WBA-Titel im Schwergewichtsboxen: Hulk schlägt He-Man
Beim Zürcher Boxklamauk ist der Weltmeister von der Kondition seines steinalten Herausforderers überrascht.
BERLIN taz Zürich ist nicht gerade als das Boxmekka des alten Kontinents bekannt. Und doch wurden die Zuschauer im dortigen Hallenstadion Augenzeugen eines Faustkampfs um den WBA-Titel im Schwergewicht.

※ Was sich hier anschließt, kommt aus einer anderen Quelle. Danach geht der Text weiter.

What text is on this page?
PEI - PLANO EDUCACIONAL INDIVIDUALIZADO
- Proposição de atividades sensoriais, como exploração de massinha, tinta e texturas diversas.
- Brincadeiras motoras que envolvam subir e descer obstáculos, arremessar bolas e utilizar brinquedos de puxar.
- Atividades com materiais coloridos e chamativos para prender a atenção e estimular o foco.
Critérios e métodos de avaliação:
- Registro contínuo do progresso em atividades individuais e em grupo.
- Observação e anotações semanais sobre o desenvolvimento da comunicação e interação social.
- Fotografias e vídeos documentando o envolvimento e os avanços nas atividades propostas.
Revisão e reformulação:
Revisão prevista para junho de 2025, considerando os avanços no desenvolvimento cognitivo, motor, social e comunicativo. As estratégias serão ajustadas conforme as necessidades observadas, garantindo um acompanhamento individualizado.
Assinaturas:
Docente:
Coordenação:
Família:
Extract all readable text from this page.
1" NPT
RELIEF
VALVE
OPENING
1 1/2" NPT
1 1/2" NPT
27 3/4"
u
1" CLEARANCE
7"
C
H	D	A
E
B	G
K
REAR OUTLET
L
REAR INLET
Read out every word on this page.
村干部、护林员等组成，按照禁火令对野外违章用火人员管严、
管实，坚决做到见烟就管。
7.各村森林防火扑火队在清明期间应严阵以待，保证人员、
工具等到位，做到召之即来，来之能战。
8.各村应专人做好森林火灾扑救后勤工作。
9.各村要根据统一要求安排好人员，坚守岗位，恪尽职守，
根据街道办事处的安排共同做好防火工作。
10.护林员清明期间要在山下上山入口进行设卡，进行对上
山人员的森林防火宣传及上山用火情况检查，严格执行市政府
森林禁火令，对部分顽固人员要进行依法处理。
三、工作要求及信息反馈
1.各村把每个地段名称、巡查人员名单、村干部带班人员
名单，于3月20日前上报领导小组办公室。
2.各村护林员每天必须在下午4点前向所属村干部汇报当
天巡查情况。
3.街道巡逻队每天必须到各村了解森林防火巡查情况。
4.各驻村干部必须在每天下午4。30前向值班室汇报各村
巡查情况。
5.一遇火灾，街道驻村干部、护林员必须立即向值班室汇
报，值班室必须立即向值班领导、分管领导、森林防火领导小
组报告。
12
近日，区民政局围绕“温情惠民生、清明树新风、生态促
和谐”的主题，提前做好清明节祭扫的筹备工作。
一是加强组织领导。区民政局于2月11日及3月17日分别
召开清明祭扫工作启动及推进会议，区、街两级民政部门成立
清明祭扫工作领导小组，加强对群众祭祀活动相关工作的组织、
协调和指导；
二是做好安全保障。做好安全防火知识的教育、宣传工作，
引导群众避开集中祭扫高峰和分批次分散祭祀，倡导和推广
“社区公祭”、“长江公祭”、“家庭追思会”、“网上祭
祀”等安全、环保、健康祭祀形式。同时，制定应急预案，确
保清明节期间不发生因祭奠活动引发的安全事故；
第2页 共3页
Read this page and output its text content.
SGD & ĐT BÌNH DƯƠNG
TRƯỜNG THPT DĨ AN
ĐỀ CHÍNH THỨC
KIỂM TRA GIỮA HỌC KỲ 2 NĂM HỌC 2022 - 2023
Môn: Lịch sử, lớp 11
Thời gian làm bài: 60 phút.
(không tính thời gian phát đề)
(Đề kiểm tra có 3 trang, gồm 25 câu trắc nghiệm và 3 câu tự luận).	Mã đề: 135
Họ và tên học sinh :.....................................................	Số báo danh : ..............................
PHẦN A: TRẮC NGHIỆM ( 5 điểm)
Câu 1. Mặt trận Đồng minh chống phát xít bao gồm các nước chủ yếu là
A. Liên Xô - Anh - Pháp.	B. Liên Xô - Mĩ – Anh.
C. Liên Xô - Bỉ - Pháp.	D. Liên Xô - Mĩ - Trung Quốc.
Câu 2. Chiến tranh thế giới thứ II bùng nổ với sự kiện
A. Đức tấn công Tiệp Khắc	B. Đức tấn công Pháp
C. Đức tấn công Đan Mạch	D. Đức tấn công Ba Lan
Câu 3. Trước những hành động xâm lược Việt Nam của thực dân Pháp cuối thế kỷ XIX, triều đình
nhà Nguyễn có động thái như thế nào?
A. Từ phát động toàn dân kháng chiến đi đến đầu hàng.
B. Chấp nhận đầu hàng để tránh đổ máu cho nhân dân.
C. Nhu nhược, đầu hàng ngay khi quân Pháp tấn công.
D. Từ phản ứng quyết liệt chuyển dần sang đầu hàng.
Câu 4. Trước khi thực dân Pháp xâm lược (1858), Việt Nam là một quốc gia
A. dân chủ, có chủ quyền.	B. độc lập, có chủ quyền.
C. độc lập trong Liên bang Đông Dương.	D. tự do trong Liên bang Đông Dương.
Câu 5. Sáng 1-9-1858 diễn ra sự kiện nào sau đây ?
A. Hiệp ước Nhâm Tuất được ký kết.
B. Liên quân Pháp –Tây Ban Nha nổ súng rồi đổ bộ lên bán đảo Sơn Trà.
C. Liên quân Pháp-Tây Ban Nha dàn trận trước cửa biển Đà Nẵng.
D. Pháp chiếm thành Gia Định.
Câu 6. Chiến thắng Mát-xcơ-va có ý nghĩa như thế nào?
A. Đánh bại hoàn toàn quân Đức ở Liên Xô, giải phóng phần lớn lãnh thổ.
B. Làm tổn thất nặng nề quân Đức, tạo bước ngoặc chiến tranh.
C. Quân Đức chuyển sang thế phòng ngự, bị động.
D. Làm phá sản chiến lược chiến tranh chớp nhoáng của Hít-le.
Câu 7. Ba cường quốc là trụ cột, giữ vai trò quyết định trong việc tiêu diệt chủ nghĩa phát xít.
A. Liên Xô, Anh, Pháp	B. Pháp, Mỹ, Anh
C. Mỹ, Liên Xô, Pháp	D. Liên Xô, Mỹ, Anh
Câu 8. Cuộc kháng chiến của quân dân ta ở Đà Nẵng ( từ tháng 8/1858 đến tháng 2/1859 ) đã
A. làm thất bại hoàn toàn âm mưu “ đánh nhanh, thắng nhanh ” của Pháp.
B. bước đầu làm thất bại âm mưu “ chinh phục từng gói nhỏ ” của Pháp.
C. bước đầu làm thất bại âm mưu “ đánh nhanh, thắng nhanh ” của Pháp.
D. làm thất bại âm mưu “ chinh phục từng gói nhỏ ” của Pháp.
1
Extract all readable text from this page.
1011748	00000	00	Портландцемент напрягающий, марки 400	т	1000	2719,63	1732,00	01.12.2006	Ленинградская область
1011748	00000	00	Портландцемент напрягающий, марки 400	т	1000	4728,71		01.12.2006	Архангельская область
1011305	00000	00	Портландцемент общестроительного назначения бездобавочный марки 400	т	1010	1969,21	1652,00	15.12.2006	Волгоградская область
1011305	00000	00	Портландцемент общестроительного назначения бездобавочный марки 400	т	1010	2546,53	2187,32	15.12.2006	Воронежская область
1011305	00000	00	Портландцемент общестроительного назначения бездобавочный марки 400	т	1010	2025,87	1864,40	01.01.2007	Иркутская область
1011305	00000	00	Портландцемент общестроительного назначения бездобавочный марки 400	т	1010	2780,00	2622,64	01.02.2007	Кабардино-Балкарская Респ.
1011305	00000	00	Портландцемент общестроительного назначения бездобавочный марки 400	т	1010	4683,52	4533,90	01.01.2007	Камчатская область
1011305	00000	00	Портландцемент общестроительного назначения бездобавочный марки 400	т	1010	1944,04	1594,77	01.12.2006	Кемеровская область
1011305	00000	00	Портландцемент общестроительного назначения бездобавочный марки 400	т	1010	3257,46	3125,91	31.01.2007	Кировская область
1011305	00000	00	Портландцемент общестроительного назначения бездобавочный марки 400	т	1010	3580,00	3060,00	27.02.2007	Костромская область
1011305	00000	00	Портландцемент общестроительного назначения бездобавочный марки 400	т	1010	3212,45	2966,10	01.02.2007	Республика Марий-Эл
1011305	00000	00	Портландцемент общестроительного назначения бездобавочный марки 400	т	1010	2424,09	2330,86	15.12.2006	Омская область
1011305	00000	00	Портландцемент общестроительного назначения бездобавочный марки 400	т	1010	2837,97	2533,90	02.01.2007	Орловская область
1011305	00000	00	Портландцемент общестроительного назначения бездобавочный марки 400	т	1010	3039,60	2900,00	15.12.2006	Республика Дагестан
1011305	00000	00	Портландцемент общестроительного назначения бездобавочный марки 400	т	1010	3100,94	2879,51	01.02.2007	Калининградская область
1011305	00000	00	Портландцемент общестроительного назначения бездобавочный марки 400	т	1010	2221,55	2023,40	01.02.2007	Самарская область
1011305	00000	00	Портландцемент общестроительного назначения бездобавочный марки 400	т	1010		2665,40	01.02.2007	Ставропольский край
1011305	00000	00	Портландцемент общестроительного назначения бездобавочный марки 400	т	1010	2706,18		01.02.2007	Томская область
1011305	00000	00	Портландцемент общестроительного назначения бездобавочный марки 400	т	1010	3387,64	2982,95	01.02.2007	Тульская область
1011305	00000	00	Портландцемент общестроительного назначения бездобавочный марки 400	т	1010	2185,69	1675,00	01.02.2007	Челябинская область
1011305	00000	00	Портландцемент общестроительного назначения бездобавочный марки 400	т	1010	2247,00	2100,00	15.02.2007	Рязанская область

Weltmeister Nikolai Valuev, bei dessen Anblick man zuerst immer versucht ist, zu denken "Seit wann ist Zinedine Zidane denn Boxer? Und wieso ist der plötzlich so groß?", stampfte ins Viereck, um dort auf Evander Holyfield zu treffen. Eine 46-Jährige Legende, die aber jünger und fitter aussieht als der elf Jahre jüngere Russe. Dominieren sonst Schlagzeilen über Form und sonstige Befindlichkeit des Titelverteidigers die Medien, war es in diesem Fall aber besonders die Zahl 46, also das schon boxgreisenhafte Alter des viermaligen Weltmeisters Holyfield.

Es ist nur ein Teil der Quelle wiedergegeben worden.